Em meio às celebrações do 7 de Setembro em Brasília, a rotina de muitos trabalhadores informais foi marcada por um esforço exaustivo. Renato Siqueira, conhecido como Palhaço Bolinha, percorreu a Esplanada dos Ministérios equilibrando cerca de 30 quilos de mercadorias, entre balões e algodões-doces. Aos 53 anos, o autônomo, que reside em Água Quente, destaca que a necessidade de sustento supera o cansaço. “A gente não pode parar. Mas vai fazendo graça”, afirma, enquanto lida com o suor que escorre pela maquiagem sob o sol forte.
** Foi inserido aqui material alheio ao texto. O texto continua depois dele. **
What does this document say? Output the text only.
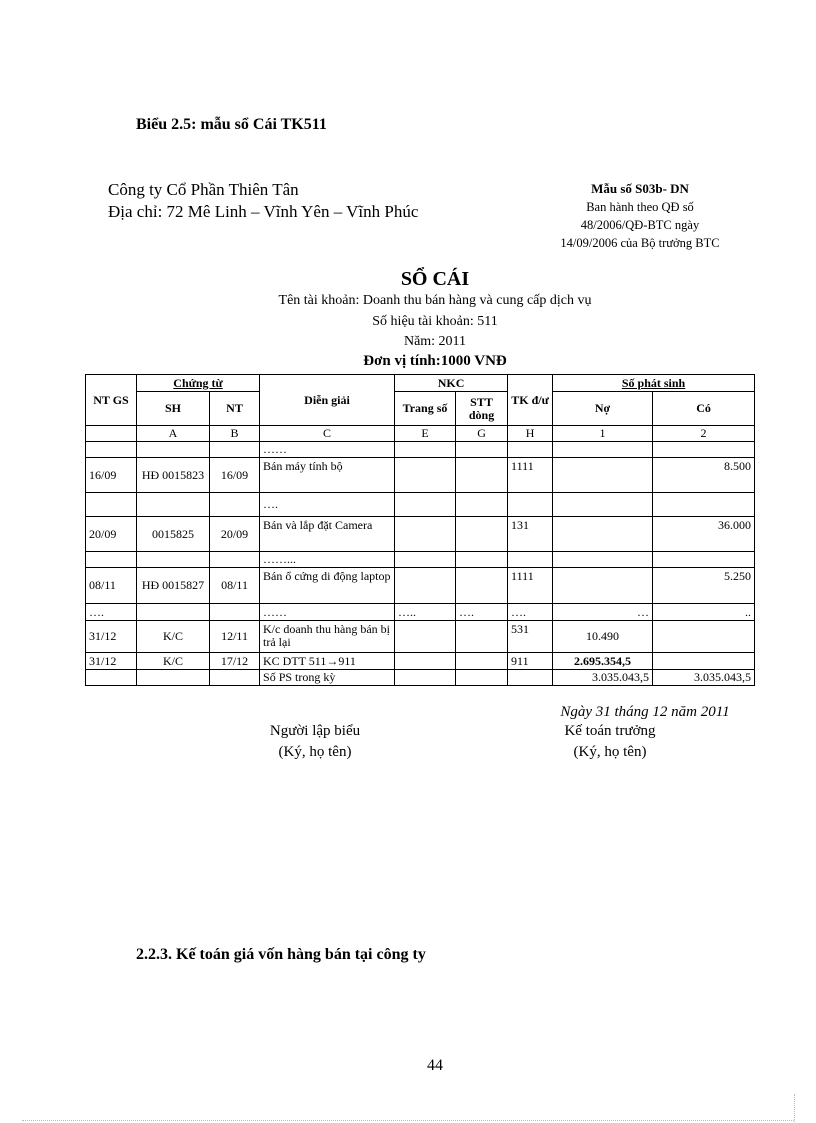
Biểu 2.5: mẫu sổ Cái TK511
Công ty Cổ Phần Thiên Tân
Địa chỉ: 72 Mê Linh – Vĩnh Yên – Vĩnh Phúc
Mẫu số S03b- DN
Ban hành theo QĐ số
48/2006/QĐ-BTC ngày
14/09/2006 của Bộ trưởng BTC
SỔ CÁI
Tên tài khoản: Doanh thu bán hàng và cung cấp dịch vụ
Số hiệu tài khoản: 511
Năm: 2011
Đơn vị tính:1000 VNĐ
NT GS	Chứng từ		Diễn giải	NKC		TK đ/ư	Số phát sinh	
	SH	NT		Trang số	STT dòng		Nợ	Có
	A	B	C	E	G	H	1	2
			……					
16/09	HĐ 0015823	16/09	Bán máy tính bộ			1111		8.500
			….					
20/09	0015825	20/09	Bán và lắp đặt Camera			131		36.000
			……...					
08/11	HĐ 0015827	08/11	Bán ổ cứng di động laptop			1111		5.250
….			……	…..	….	….	…	..
31/12	K/C	12/11	K/c doanh thu hàng bán bị trả lại			531	10.490	
31/12	K/C	17/12	KC DTT 511→911			911	2.695.354,5	
			Số PS trong kỳ				3.035.043,5	3.035.043,5
Ngày 31 tháng 12 năm 2011
Người lập biểu
(Ký, họ tên)
Kế toán trưởng
(Ký, họ tên)
2.2.3. Kế toán giá vốn hàng bán tại công ty
44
Desafios da rotina informal
A trajetória de Siqueira reflete a realidade de muitos que veem em datas comemorativas uma oportunidade de aumentar os rendimentos. Com apenas o ensino fundamental completo, ele trocou o antigo emprego em uma empresa de planos funerários pela venda ambulante. O processo exige sacrifícios, como acordar de madrugada e enfrentar longos deslocamentos de transporte público. Para ele, o esforço é justificado pela esperança de dias melhores para a família.
Outros trabalhadores compartilham da mesma determinação. Gustavo Ferreira, de 30 anos, dividiu seu tempo entre o trabalho como cobrador de ônibus e a venda de churros, mantendo o cuidado constante com a qualidade dos produtos. Já Samuel Santos, que atua como porteiro, aproveitou o feriado para estrear nas vendas de água de coco na Esplanada. “Estou experimentando essas vendas aqui na Esplanada dos Ministérios. Estou estreando, na verdade. Se der certo, eu vou continuar”, declarou, ressaltando que a prioridade é o sustento dos dois filhos.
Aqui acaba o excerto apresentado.